The failure of the Securities and Exchange Commission and the Department of Labor to collaborate on their "overlapping" fiduciary rules on advice to IRA owners will render the SEC's current cost-benefit analysis worthless, says the lawyer Kent Mason.
Mason, a partner at the law firm Davis & Harman in Washington — which represents the companies that participated in the Oliver Wyman study on IRAs released to the DOL and the SEC last April — told the SEC on Thursday that the agency's public comment request issued March 1 on costs and benefits of a fiduciary rule includes "a fundamental omission."
"The DOL project will address, among other things, exactly what the SEC is examining, i.e., the standards of conduct and other obligations of broker-dealers 'when providing personalized investment advice about securities to retail customers' who are IRA owners," Mason told the SEC in his comment letter. "Because it is not possible to determine the effects of possible SEC reforms without taking into account the interaction with possible DOL reforms significantly affecting the same conduct and the same IRA market, the responses to the SEC request will virtually all be incorrect as soon as the DOL acts, thus rendering the SEC's administrative record unhelpful."
Mason goes on to write that there is "complete overlap" between the SEC and DOL fiduciary projects on investment services provided to IRA owners.
"Since IRA assets were approximately $4.9 trillion as of the end of 2011, the degree of overlap between the two projects is enormous," Mason said.
David Tittsworth, executive director of the Investment Adviser Association in Washington, counters that "the DOL fiduciary rulemaking and the SEC's pending request for information stem from two different laws."
While the subject matter is related, Tittsworth says, "the provisions of ERISA generally governing the conduct of fiduciaries of pension plans are separate and different from Section 913 of the Dodd-Frank Act, the provision of law that authorizes the SEC to issue rules relating to the standard of conduct for broker-dealers that provide investment advice to retail customers."
While the industry has consistently urged the SEC and DOL to work together, Tittsworth adds, "as a matter of strict statutory interpretation, the SEC and DOL are constrained by — and must follow — very different statutory mandates.

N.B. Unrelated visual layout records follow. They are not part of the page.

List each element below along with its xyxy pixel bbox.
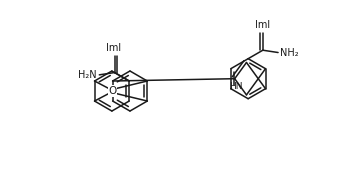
Text: NH₂: NH₂ <box>280 48 299 58</box>
Text: HN: HN <box>229 82 243 91</box>
Text: O: O <box>108 86 116 96</box>
Text: Iml: Iml <box>255 20 270 30</box>
Text: Iml: Iml <box>106 43 121 52</box>
Text: H₂N: H₂N <box>78 70 97 80</box>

In fact, the argument could be made that, had Congress intended the SEC and DOL to work together on fiduciary rulemakings, Congress could have done so."
As Phyllis Borzi, head of DOL's Employee Benefits Security Administration and chief architect of the fiduciary rule, has told AdvisorOne previously, while there is a "primary commonality" between the SEC's Dodd-Frank project to put brokers under a fiduciary mandate and EBSA's fiduciary project, which is "to be more clear as to who is a fiduciary under [DOL and SEC's] respective statutes," it's impossible for the two to come out with one fiduciary standard as the statutes they adhere to are "so very different."